(Sorry for the two week intermission on this topic. In case you forgot where we were, here is the index. I intend to devote most of my efforts (with some interruptions) to wrapping this series up fairly soon.)
I ended the last post by asking the following questions:
But where do the morals and values come from that are so critical to both government and economy doing the maximum good? Where is the human will shaped?
To answer to this question effectively we need to introduce the idea of subsidiarity. Subsidiarity views society as a set of interwoven institutions. These institutions can be viewed as existing in a set of concentric circles. At the center is the most elemental of institutions, the family. At the outside of the concentric circles is the national government. (We could likely put international institutions as ring even beyond this.) Emanating outward from the family are a variety of intermediate institutions with each succeeding ring being more distant in personal involvement and knowledge of individuals and families. Close in to the family might be congregations, schools, or voluntary associations. More removed might be local government and Universities. Still more removed might be corporations and state governments.
Subsidiarity holds that each institution from family, to intermediate institutions, to national government, have important roles to play but each institution should only undertake initiatives which are beyond the capacity of private individuals and families, or lower order institutions in addressing their concerns. The concept is explicitly present in a number of institutions, not the least of which is US Constitution:
The powers not delegated to the United States by the Constitution, nor prohibited by it to the States, are reserved to the States respectively, or to the people.
The Presbyterian Church USA has as part of its Constitution:
The jurisdiction of each governing body is limited by the express provisions of the Constitution, with powers not mentioned being reserved to the presbyteries, and with the acts of each subject to review by the next higher governing body. (Book of Order, G-9.0103)
One of the most influential articulations of subsidarity came from Pope Leo XIII in his 1891 encyclical Rerum Novarum. The Pope was wrestling with totalitarian impulses of laissez-faire capitalism and rising socialism. The one led to the total domination of life by the economic institutions and the other to the domination of life by the government. It was argued the family and the individual, along with their voluntary intermediate institutions, have primacy. The more macro institutions exist in support of them. Individuals and families do not exist at the pleasure of, or in service to, the state or the economy. Higher level institutions are expected to maintain safe boundaries for lower order institutions and they are to interfere with more elemental institutions only when the lower level institutions become broken, always with the objective of restoring them to health.
Implicit in the idea of subsidiarity is the idea that the family, supported by its voluntary associations, is the primary place for moral instruction and shaping of the individual’s will. Why? Because the family is the institution most intimately in relationship with the individual. It is made up of the people who know a child the best and are most likely to have the child’s best interests at heart. They are the ones who are most likely to be able to bend the child’s will toward virtuous behavior through loving relationships.

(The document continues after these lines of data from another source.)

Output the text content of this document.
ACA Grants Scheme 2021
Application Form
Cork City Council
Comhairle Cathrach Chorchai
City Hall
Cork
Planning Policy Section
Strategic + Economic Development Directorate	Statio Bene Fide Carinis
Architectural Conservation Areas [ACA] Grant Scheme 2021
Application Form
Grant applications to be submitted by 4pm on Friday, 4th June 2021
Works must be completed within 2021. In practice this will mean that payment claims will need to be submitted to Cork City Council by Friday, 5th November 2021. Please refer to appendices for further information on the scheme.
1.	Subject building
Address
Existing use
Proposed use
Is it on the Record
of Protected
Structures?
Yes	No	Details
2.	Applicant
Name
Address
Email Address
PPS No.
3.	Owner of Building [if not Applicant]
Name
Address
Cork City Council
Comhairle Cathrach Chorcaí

“But families are imperfect and many are not healthy” the critic complains. This is true. In some cases, intervention by higher order institutions is necessary to safeguard individuals from unhealthy families. However, let us remember that with each succeeding ring we move away from the individual and family in our circles of institutions, we move to institutions who will view the individual less and less intimately and be more prone to view individuals as abstract realities. These institutions often have interests that are contrary to any given individual’s best interest. Sin is every bit as much present in other institutions as it is in individuals and families. Yet, as the maxim says “Power corrupts. Absolute power corrupts absolutely.” There is a profound tendency for institutions with power to try to extend that power into arenas that are nor their responsibility. Witness the common thread from Stalin, to Hitler, to Mao, to Pol Pot, to any number of utopian government schemes that have as a common theme the elimination of family structures so that the state can have unfettered access to the formation of individuals.
Subsidiarity demands respect of boundaries for various institutions but it also recognizes the human inclination to corruption. As Christians, we also recognize that the family is the only institution established by God prior to the fall. The idea of exercising dominion over the earth would seem to anticipate the creation of human structures to achieve these ends but these all emanate from the enviable institution of the family. The family is the default locus of moral instruction and internalization of virtue. When families generate people with internalized virtue, the virtue is then amplified through the exceptional mechanisms of democracy and free markets. When families generate people without virtue, their values are amplified just as well.